Despite these challenges, my experience in the region has been overwhelmingly positive — the nursing staff knew my gown/glove size, referred to me by name rather than as “the med student,” and I had all my attendings’ cellphone numbers, whom I texted regularly. Students are welcomed as future colleagues; no one asked me to “just get me your resident,” because there often were no residents. The staff encouraged me to do everything I could, from placing arterial lines to intubating, to speaking with the patient’s family after a procedure. I experienced a small slice of both the extraordinary sense of reward and frustrations with a Byzantine healthcare system that community physicians feel. From a social aspect, I have formed closer friendships with other medical students also on their own Safari rotations, and have many classmates to thank for their company and advice. Indeed, one of my favorite moments during my medical school years involved preparing Thanksgiving dinner in a purportedly haunted mansion in Wyoming, surrounded by howling negative 10-degree wind chill, but cozy inside with a turkey (compliments of the hospital) in the oven and spiced wine and 1970s Trivial Pursuit on the table.

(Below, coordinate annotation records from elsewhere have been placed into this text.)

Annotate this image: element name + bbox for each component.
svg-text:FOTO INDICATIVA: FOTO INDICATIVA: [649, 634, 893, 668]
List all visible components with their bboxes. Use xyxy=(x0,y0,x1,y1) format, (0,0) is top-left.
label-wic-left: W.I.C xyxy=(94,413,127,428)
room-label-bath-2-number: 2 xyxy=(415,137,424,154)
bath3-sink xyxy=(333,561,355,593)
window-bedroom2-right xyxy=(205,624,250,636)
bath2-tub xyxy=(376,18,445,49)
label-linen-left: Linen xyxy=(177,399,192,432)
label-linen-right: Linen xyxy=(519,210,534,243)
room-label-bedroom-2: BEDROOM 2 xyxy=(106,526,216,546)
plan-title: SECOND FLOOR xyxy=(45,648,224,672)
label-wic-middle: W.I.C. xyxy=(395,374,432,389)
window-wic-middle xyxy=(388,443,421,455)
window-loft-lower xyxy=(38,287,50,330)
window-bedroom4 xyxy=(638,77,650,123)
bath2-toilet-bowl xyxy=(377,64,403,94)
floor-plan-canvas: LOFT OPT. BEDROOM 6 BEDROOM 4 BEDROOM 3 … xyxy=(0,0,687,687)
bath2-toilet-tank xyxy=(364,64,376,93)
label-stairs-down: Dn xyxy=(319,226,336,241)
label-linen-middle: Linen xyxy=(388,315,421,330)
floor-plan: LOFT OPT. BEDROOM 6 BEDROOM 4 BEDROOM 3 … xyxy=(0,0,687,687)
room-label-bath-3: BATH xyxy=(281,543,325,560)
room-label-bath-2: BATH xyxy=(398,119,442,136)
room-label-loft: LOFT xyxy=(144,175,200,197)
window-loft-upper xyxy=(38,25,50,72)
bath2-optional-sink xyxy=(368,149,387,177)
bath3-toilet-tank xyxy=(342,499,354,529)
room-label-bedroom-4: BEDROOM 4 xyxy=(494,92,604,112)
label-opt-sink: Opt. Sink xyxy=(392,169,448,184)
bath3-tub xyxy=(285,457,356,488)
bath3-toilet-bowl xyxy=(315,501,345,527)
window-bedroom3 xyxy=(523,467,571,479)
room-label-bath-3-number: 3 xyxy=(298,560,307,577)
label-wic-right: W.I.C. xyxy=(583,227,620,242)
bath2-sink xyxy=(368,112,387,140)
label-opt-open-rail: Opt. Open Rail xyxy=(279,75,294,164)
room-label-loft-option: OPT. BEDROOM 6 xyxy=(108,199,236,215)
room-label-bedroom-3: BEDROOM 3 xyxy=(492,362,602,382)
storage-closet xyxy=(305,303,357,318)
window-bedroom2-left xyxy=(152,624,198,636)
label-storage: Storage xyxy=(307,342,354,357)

The path of my future career remains uncertain; I appreciate aspects of academic, subspecialty and community-based medicine. Prior to my Safari, I was grooming my CV for an academic career, spending my undergraduate years and MS1 summer working in research, generating publications, and serving on curriculum committees. My mentors speak of the familiar “three legged-stool” of physician careers, whose legs represent research, teaching and clinical work. As optimistic as it would seem, most physicians find it difficult to maintain a perfect balance between their career “stool legs.” My experiences on the Safari have encouraged me to further contemplate the balance of my own career stool and ultimately broaden my residency application to include community programs with equal consideration as traditional academic institutions. Even for my colleagues who are set on pursuing research and academic medicine, I would urge them to complete a clinical clerkship at a rural site and venture into the wild.